Signs You Need Emergency Care
Passing a stone at home is reasonable for most small stones, but certain symptoms mean the situation has changed from uncomfortable to dangerous. Get to an emergency room if you develop:
- Fever or chills: These suggest the stone has caused an infection. Uncomplicated kidney stones don’t cause fever, so any temperature elevation is a red flag. An infected, obstructed kidney can become life-threatening quickly and requires urgent intervention regardless of stone size.
- Uncontrollable pain: If over-the-counter and prescription pain medications aren’t bringing your pain to a manageable level, you need IV-level treatment and possibly a procedure to relieve the obstruction.
- Vomiting that prevents you from keeping fluids down: Dehydration will make everything worse and can land you in the hospital for IV fluids alone.
- Low blood pressure or feeling faint: Kidney stone pain normally raises blood pressure.
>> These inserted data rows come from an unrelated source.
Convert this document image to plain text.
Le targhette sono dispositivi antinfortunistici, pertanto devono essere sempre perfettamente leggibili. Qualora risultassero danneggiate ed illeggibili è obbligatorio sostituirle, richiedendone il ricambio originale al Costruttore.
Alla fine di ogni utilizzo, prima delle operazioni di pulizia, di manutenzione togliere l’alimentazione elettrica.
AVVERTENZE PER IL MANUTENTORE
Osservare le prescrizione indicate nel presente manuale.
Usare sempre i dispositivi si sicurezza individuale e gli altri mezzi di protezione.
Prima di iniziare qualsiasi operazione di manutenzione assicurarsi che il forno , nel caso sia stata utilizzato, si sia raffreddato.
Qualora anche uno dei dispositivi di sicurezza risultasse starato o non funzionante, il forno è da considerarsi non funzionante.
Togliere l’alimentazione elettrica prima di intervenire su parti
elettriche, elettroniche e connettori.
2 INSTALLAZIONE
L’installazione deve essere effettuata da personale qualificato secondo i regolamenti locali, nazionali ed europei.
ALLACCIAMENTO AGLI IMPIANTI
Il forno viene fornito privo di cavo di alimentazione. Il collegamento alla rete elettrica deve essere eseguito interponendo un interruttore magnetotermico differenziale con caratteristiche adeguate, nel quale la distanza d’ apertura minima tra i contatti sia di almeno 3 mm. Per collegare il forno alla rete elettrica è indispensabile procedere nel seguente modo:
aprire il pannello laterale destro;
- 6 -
If yours drops, it may signal an infection spreading into the bloodstream.
A complete or near-complete ureteral blockage can begin damaging your kidney within two weeks. If your pain suddenly stops but you never saw or felt the stone pass, let your doctor know. Sometimes a stone lodges in a position that relieves pain but still blocks urine flow.
If the Stone Won’t Pass
When a stone is too large, too stubborn, or causing complications, there are two common procedures. Shock wave lithotripsy uses focused sound waves from outside the body to break the stone into smaller fragments you can then pass naturally. It’s noninvasive and typically done as an outpatient procedure. If that doesn’t work, or if the stone is in a difficult location, ureteroscopy involves threading a thin scope up through the bladder to either grab the stone or laser it into pieces.
Neither procedure is as daunting as it sounds. Recovery from ureteroscopy usually takes a few days, and shock wave lithotripsy often allows you to return to normal activities within a day or two. For very large stones (over 2cm), a different approach called percutaneous nephrolithotomy goes through a small incision in the back, but this is reserved for the biggest or most complex cases.